Première du genre au Maroc, l’initiative vient de l’Agence andalouse de promotion extérieure (Extenda) selon le premier quotidien économique du Maroc. L’objectif visé par les organisateurs est d’une part, le renforcement des relations économiques entre le Maroc et la région espagnole et la prospection des nouvelles opportunités d’affaires. D’autre part, cette rencontre de 3 jours visera également à permettre aux entreprises andalouses de renforcer leur positionnement sur le marché national marocain.

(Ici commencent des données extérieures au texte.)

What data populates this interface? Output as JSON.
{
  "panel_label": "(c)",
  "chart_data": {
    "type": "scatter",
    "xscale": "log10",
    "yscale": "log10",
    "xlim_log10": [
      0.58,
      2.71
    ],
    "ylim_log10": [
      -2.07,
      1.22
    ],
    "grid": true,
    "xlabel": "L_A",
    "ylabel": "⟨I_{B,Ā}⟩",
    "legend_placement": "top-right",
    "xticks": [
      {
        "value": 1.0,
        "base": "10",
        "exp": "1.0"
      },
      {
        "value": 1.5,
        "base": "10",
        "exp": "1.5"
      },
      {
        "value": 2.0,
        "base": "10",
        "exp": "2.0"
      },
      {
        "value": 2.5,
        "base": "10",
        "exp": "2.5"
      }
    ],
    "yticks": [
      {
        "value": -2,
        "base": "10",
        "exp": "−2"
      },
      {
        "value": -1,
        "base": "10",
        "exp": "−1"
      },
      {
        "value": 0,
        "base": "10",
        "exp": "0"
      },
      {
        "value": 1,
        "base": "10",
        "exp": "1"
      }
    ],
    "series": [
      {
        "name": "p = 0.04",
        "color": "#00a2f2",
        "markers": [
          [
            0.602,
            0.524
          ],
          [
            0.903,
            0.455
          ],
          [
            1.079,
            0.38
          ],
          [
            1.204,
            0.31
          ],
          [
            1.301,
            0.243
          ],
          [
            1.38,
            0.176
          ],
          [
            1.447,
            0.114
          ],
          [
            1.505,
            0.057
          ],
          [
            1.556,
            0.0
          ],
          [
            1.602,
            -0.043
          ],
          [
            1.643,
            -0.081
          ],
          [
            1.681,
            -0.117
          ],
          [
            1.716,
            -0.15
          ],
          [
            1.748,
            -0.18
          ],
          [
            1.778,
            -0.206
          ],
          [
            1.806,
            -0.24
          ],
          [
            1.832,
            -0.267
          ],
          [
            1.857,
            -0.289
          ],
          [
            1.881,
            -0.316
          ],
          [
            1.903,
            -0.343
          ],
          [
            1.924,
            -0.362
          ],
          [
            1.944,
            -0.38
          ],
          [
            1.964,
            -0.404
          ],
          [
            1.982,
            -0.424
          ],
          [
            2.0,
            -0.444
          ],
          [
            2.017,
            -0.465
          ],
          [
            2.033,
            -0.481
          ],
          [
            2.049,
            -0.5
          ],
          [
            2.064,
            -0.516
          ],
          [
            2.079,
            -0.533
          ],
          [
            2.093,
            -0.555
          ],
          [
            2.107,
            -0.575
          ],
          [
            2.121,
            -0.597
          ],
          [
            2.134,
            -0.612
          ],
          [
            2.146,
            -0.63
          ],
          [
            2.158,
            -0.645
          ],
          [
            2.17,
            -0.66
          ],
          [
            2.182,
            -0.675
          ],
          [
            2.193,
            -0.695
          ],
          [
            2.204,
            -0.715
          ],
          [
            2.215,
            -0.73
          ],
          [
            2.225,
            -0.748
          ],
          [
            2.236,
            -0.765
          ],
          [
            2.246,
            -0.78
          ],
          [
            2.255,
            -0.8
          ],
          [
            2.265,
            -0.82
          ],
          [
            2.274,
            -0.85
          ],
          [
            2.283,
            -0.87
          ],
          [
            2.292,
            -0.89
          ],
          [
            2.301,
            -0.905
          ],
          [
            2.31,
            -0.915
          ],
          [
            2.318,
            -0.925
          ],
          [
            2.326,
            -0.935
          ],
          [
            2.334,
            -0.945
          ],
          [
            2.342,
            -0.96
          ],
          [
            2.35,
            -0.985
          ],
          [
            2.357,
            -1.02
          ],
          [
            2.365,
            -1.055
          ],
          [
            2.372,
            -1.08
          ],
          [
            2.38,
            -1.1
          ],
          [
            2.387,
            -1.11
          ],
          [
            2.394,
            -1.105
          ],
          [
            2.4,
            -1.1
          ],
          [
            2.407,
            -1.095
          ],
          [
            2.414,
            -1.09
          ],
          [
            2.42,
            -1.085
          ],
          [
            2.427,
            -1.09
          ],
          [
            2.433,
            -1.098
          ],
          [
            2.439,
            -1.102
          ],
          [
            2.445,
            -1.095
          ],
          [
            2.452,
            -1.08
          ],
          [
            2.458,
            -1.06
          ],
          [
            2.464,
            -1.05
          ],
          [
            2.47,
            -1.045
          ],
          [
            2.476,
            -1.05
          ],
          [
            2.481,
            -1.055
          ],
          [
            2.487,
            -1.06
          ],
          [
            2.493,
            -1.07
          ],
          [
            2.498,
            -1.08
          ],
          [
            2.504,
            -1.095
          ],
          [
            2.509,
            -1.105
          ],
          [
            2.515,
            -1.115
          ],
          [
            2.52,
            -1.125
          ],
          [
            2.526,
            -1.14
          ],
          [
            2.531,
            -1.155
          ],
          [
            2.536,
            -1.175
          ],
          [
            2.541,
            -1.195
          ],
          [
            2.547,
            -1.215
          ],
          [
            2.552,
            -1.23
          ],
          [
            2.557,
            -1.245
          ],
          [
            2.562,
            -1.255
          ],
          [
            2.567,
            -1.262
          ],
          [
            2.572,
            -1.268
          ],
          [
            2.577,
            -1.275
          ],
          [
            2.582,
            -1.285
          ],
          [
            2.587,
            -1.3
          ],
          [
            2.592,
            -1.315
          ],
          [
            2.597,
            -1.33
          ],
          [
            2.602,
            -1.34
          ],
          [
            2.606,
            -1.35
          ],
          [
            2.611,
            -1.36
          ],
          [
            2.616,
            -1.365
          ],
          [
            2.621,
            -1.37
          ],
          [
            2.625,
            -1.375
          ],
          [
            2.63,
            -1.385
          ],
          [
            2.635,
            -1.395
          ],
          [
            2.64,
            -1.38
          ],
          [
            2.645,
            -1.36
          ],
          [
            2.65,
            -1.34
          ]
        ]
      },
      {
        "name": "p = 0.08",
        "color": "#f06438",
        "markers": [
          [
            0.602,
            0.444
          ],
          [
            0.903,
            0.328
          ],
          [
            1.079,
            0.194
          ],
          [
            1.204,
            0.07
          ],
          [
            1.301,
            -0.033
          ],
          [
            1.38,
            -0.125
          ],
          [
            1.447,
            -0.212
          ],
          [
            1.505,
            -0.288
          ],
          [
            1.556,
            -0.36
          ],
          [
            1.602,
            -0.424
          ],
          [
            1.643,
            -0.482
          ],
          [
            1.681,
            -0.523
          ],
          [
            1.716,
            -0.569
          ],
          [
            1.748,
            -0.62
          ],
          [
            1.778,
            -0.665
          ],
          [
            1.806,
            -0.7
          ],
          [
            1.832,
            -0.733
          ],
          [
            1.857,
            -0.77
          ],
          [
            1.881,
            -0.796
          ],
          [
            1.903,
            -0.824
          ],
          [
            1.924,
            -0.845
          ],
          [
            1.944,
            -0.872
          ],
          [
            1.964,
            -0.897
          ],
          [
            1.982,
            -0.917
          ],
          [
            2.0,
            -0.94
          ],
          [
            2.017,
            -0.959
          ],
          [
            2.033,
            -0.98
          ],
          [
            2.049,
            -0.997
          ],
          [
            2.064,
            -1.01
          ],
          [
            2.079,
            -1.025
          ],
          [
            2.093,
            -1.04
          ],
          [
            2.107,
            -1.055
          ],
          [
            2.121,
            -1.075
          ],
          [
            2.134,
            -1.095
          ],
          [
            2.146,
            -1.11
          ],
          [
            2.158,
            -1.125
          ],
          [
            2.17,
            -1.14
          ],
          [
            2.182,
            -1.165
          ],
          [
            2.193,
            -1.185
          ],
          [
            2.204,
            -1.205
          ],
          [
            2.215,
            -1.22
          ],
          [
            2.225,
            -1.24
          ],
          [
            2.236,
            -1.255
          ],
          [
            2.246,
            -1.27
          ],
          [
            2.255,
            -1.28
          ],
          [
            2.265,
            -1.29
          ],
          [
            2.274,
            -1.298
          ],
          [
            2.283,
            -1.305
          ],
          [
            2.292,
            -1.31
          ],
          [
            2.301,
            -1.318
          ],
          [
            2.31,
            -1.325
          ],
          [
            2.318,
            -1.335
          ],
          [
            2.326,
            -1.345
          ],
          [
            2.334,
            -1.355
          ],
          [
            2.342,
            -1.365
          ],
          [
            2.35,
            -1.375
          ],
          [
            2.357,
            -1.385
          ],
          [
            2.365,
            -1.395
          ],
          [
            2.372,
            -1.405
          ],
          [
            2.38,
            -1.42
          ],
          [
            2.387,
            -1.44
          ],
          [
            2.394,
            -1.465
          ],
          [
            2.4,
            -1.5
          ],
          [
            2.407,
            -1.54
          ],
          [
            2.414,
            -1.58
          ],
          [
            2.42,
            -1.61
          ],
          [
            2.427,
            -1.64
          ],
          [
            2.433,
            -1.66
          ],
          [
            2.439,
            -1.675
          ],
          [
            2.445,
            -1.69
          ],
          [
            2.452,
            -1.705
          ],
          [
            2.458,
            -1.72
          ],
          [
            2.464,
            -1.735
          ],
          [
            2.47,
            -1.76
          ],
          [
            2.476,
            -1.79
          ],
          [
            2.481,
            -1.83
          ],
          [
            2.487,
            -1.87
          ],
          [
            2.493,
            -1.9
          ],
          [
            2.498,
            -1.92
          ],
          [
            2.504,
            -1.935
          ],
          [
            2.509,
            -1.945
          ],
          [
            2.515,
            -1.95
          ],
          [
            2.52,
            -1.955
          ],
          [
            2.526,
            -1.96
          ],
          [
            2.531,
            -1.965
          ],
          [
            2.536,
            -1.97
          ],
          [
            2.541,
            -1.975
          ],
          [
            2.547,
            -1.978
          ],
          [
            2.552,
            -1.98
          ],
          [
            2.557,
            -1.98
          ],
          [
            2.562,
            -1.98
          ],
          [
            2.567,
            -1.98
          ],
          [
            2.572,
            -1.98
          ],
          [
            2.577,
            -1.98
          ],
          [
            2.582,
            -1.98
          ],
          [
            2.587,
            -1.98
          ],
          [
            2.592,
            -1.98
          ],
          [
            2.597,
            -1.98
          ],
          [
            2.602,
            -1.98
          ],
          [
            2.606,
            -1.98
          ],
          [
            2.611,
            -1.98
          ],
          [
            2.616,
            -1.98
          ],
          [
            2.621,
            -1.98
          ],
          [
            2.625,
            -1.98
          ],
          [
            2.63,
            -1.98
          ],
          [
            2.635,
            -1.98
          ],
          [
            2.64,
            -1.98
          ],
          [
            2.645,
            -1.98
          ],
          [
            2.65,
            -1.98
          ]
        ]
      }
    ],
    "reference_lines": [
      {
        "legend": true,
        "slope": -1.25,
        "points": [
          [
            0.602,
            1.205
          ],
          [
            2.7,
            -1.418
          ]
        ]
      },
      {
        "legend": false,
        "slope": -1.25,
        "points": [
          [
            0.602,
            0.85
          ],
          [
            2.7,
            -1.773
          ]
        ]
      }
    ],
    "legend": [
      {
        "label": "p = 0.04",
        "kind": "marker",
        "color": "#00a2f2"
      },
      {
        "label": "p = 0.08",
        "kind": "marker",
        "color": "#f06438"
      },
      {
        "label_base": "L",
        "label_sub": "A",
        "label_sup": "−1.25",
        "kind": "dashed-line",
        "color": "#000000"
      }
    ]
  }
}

Plus de 200 institutionnels et exposants andalous – conduits par le président de la communauté autonome d’Andalousie, José Antonio Grinán Martinez – qui représentent différents secteurs, feront le déplacement. Parmi les domaines d'activités, il y aura les technologies de l'information et de la communication (TIC), l'énergie et l'environnement, la recherche et l'innovation, l’agroalimentaire et l'agriculture, les BTP, le tourisme, la santé, la formation, l’industrie automobile et la logistique... Des ateliers et des conférences sont prévus durant cette exposition, de même que des spectacles et manifestations culturelles.

L’Andalousie est le deuxième partenaire commercial espagnol du Maroc derrière la Catalogne. Le Maroc s’est classé 10e des pays importateurs de produits andalous en 2008 et le 2e hors d’Europe après les États-Unis d’Amérique. Le Royaume importe surtout de cette région du sud espagnol, des machines et automobiles. Dans le sens inverse, il exporte surtout des produits textiles et du poisson.

D’après L’Economiste, le volume des échanges commerciaux entre les deux partenaires est estimé à plus de 10 milliards de Dh. L’Andalousie représente à elle seule 17% des échanges économiques entre l’Espagne et le Maroc ajoute le journal. Enfin, le Maroc est le premier pays bénéficiaire (avec 1,2 milliard de Dh) de l’aide au développement accordé par les Andalous.